Abstract
The global burden of cancer continues to increase, and with it the urgent need to develop new treatments for common and rare malignancies. Oncolytic viruses (OV) have immense potential as cancer immunotherapeutics. Advances in molecular biology, immunology, genetic engineering, virology and our increased understanding of the complexity of the tumour microenvironment (TME) have supported their development over the last 30 years.
Originally regarded as novel cytotoxics (viral oncolysis), it was clear early on that tumour killing by OV led to innate and adaptive immune responses, migration of inflammatory cells into the TME as well as antigen-specific responses and induction of immune memory. Progress with wild type, bioselected and engineered OV continues and as yet, frustratingly, it is unclear which is the ‘best’ or most efficacious virus and/or payload, delivery method, dose, treatment schedule or type of cancer to treat. Both preclinically and in patient trials I have investigated a number of OV and number of payloads and combinations including chemotherapy, radiotherapy, immune checkpoint inhibitors, tyrosine kinase inhibitors and epigenetic modifiers. Enormous progress with oncolytic herpesvirus type1, vaccinia virus, adenovirus, reovirus and measles virus in the clinic have allowed evaluation in the context of phase 2 and phase 3 studies. The most successful strategy to date has been Talimogene laherparepvec (T-VEC), an oncolytic herpesvirus type 1 expressing GM-CSF which I evaluated as principal investigator in the pivotal phase 1 study, and which was granted FDA approval in 2010. This virus is now used routinely in the national health service as a treatment for malignant melanoma. Other viruses such as CG0070 (adenovirus expressing GM-CSF) have recently received FDA approval for the treatment of non-muscle bladder cancer and will also enter the clinical arena.
Despite a modest number of studies being approved or even reaching the phase 2/3 stage, the continuing interest in these agents is based on their ability to perform as multifunctional immunotherapeutics through numerous complex mechanisms. OV can quickly alter the TME by inflammation, induce anti-tumour immunity by triggering of immunogenic cell death in cancer cells, trigger innate and adaptive immune responses and making otherwise immune checkpoint inhibitor refractory cancer more conducive to responding by combination with virus killing. Their clinical safety profile has been very favourable with no reversion to wild type or toxicity due to latency.
The large number of failed trials, however, reflect our limitations despite having at our disposal these agents with disease modifying potential. These limitations include our inability to identify optimal payload (single, multiple) and choice of target. As most OV programs have not targeted specific cancers from the onset, almost all are limited by impaired infection, impaired replication3
and poor immune activation in certain cancers through their TME make-up (hypoxia, acid environment, pro-tumour cell infiltrate, collagen and desmoplastic reactions making the tumour less vascular and increasing intra-tumoral interstitial pressure). In addition, suboptimal delivery through neutralisation by anti-viral antibodies, binding to liver/spleen and injection route reduces the intra-tumoral biodistribution and therefore magnitude of viral killing and downstream effectors.
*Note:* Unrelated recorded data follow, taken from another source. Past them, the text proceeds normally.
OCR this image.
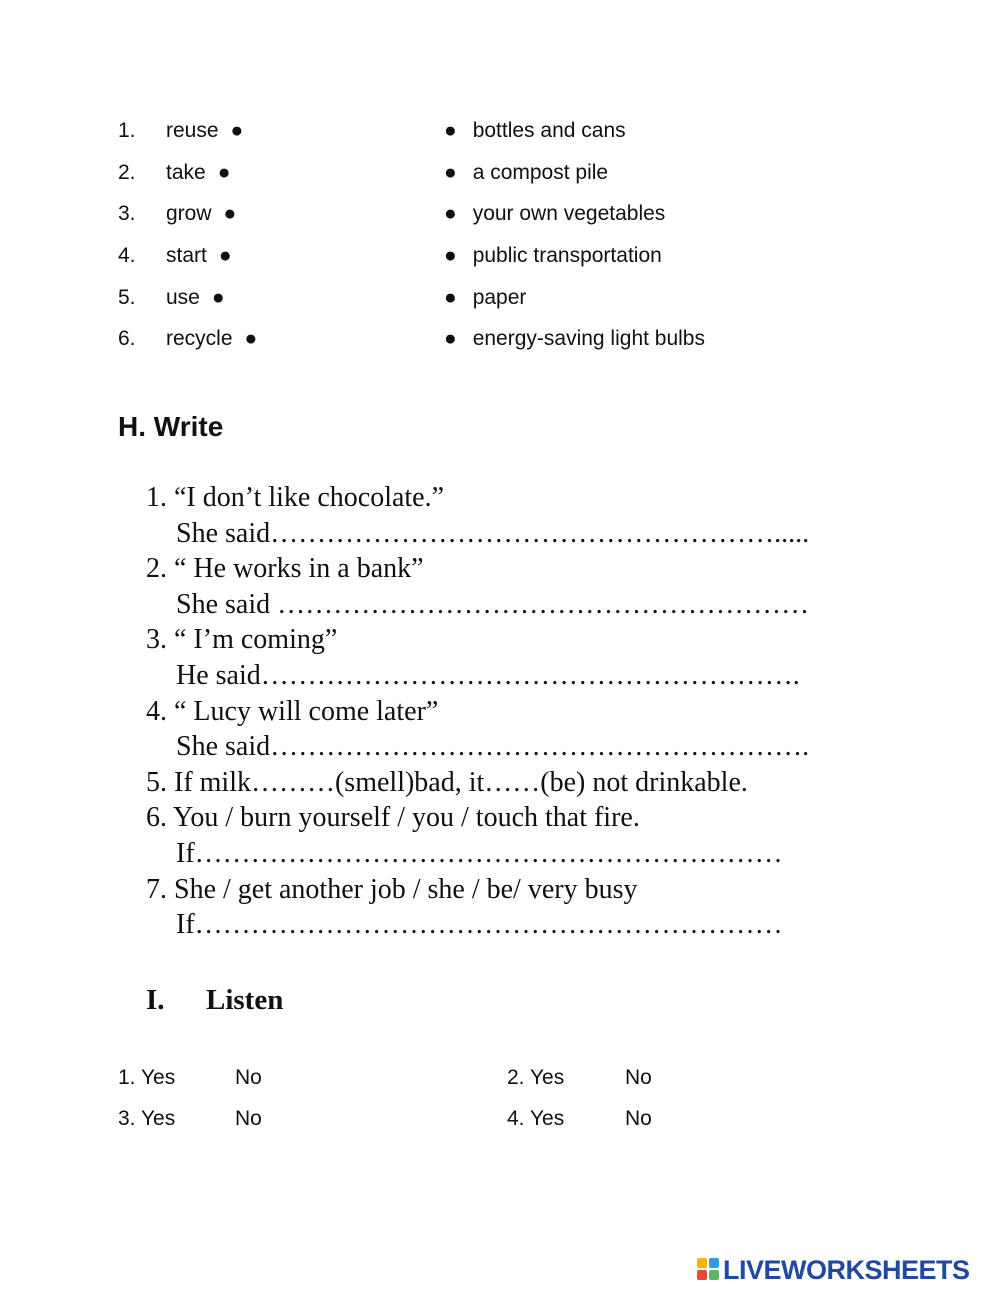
1. reuse ●	● bottles and cans
2. take ●	● a compost pile
3. grow ●	● your own vegetables
4. start ●	● public transportation
5. use ●	● paper
6. recycle ●	● energy-saving light bulbs
H. Write
1. “I don’t like chocolate.”
She said……………………………………………….....
2. “ He works in a bank”
She said …………………………………………………
3. “ I’m coming”
He said………………………………………………….
4. “ Lucy will come later”
She said………………………………………………….
5. If milk………(smell)bad, it……(be) not drinkable.
6. You / burn yourself / you / touch that fire.
If………………………………………………………
7. She / get another job / she / be/ very busy
If………………………………………………………
I. Listen
1. Yes	No	2. Yes	No
3. Yes	No	4. Yes	No
LIVEWORKSHEETS
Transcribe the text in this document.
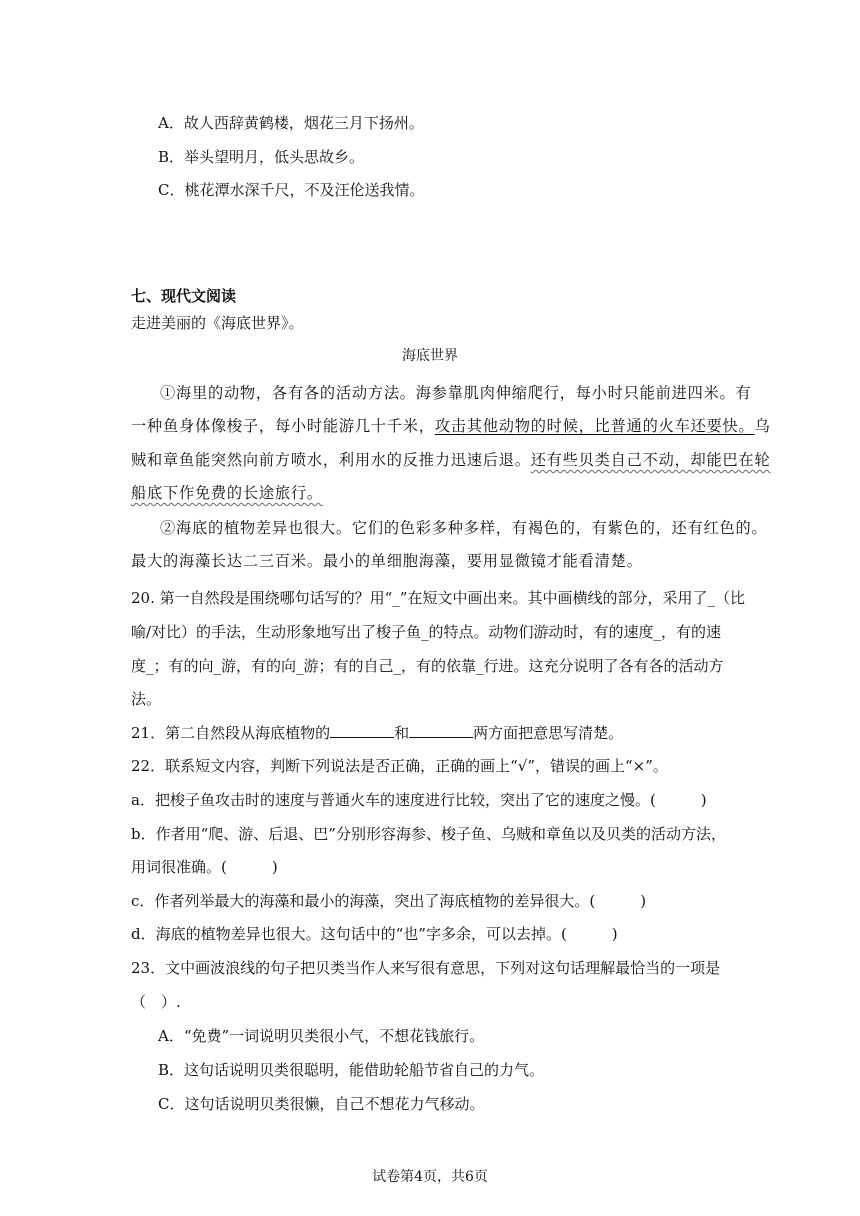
A．故人西辞黄鹤楼，烟花三月下扬州。
B．举头望明月，低头思故乡。
C．桃花潭水深千尺，不及汪伦送我情。
七、现代文阅读
走进美丽的《海底世界》。
海底世界
①海里的动物，各有各的活动方法。海参靠肌肉伸缩爬行，每小时只能前进四米。有
一种鱼身体像梭子，每小时能游几十千米，攻击其他动物的时候，比普通的火车还要快。乌
贼和章鱼能突然向前方喷水，利用水的反推力迅速后退。还有些贝类自己不动，却能巴在轮
船底下作免费的长途旅行。
②海底的植物差异也很大。它们的色彩多种多样，有褐色的，有紫色的，还有红色的。
最大的海藻长达二三百米。最小的单细胞海藻，要用显微镜才能看清楚。
20. 第一自然段是围绕哪句话写的？用“_”在短文中画出来。其中画横线的部分，采用了_（比
喻/对比）的手法，生动形象地写出了梭子鱼_的特点。动物们游动时，有的速度_，有的速
度_；有的向_游，有的向_游；有的自己_，有的依靠_行进。这充分说明了各有各的活动方
法。
21．第二自然段从海底植物的	和	两方面把意思写清楚。
22．联系短文内容，判断下列说法是否正确，正确的画上“√”，错误的画上“×”。
a．把梭子鱼攻击时的速度与普通火车的速度进行比较，突出了它的速度之慢。(　　　)
b．作者用“爬、游、后退、巴”分别形容海参、梭子鱼、乌贼和章鱼以及贝类的活动方法，
用词很准确。(　　　)
c．作者列举最大的海藻和最小的海藻，突出了海底植物的差异很大。(　　　)
d．海底的植物差异也很大。这句话中的“也”字多余，可以去掉。(　　　)
23．文中画波浪线的句子把贝类当作人来写很有意思，下列对这句话理解最恰当的一项是
（　）.
A．“免费”一词说明贝类很小气，不想花钱旅行。
B．这句话说明贝类很聪明，能借助轮船节省自己的力气。
C．这句话说明贝类很懒，自己不想花力气移动。
试卷第4页，共6页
Many of these issues are being addressed now. It may be that we already have one or more ‘game changing’ viruses already if we could use them optimally. Attention is now sharply focused to overcome these known limitations. These include careful patient selection (e.g. limiting only to those expressing very high levels of target and by other biomarkers), treating in the neoadjuvant or adjuvant context where there is a less hostile TME and lower disease burden, use of adaptive trial design and novel delivery of OV through attenuation of antiviral responses and/or the use of nanoparticle carriers. This next stage will begin to see OV moving to the first and second line setting for common and rare cancers.
Finally, one solution may be designing an oncolytic virus specifically based on the unique biology of a specific cancer rather than conventionally developing a more generic OV and apply to multiple cancers, and then spending enormous resources to see which indication it works best in. Our oncolytic herpesvirus expressing a TLR5 agonist and IL-15 has been engineered specifically for the treatment of non-muscle invasive bladder cancer, based on the complex biology of this disease at the non-invasive stage, and its response to BCG. This approach may herald an alternative, rapid, focused and resource-efficient perspective for the treatment of other cancers, and extend to malignancies that remain unresponsive to current cancer treatments.